The complaint also named executives of Tyson as defendants, including Noel White, Dean Banks, and Stewart Glendinning. According to Tyson’s U.S. Securities and Exchange Commission (SEC) filings, the company was aware of the potential impact of COVID-19 in February 2020. Additionally, the company said in a March 13, 2020 report that the pandemic could disrupt supply chains, production, consumption, and could “depress demand for protein,” and that the companies’ workforce and operations could be limited.
In May on the company’s forms for the second quarter, Tyson reported that it was prioritizing the safety of its employees. However, Tuesday’s complaint reported that in December a New York City Comptroller urged the SEC to investigate Tyson’s failures to follow COVID-19 related guidance based on the company having three times as many cases and twice as many deaths as other meatpacking companies.
The Comptroller’s report said “the steps Tyson eventually took to protect employees were grudging and minimal, such as letting workers use bandanas or sleep masks, which function poorly as protective devices. Tyson never moved workers six feet apart throughout the plant, nor did it slow the assembly line so that workers could be socially distanced.”
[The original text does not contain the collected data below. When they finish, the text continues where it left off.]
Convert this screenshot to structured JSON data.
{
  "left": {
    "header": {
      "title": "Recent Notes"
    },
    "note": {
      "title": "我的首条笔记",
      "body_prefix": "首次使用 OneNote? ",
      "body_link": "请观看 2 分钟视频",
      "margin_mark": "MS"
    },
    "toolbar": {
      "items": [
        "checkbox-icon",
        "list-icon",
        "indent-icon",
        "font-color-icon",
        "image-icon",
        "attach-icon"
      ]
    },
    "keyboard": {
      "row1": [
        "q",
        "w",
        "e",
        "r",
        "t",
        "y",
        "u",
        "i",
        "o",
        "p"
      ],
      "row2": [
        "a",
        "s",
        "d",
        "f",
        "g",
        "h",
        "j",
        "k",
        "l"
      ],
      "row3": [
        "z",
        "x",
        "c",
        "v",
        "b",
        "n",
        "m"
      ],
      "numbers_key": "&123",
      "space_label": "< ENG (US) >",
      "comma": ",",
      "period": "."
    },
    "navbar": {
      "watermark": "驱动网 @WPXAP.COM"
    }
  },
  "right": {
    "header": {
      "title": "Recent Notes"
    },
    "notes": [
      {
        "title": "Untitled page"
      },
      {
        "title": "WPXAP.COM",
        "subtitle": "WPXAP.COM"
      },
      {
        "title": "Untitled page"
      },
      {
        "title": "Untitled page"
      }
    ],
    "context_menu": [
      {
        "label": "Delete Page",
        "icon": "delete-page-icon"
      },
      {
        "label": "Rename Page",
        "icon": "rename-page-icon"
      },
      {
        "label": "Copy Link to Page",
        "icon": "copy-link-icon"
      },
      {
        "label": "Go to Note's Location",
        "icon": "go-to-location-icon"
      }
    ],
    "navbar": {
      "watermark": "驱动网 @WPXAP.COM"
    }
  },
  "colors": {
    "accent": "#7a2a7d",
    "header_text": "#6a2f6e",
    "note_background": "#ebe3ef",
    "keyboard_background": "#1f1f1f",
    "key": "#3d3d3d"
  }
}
News of this request for an investigation reportedly caused shares in Tyson to fall $1.78, down 2.5 percent from the previous price. Guo claimed that he purchased Tyson’s securities “at artificially inflated prices,” and was damaged when the value decreased due to the actions of the company. The complaint suggested that additional support for the claims would come through discovery, but that the allegations were supported by the plaintiff’s investigation, SEC filings, and analyst reports.
The plaintiff is represented by The Rosen Law Firm, the putative class includes anyone who traded Tyson securities between March 13, 2020 and December 15, 2020.
Tyson is also facing multiple lawsuits from employees and family members of employees claiming the company is at fault for allowing its employees to contract COVID-19. Allegations claim that managers forced employees to work and made bets on the numbers of employees who would test positive for COVID-19.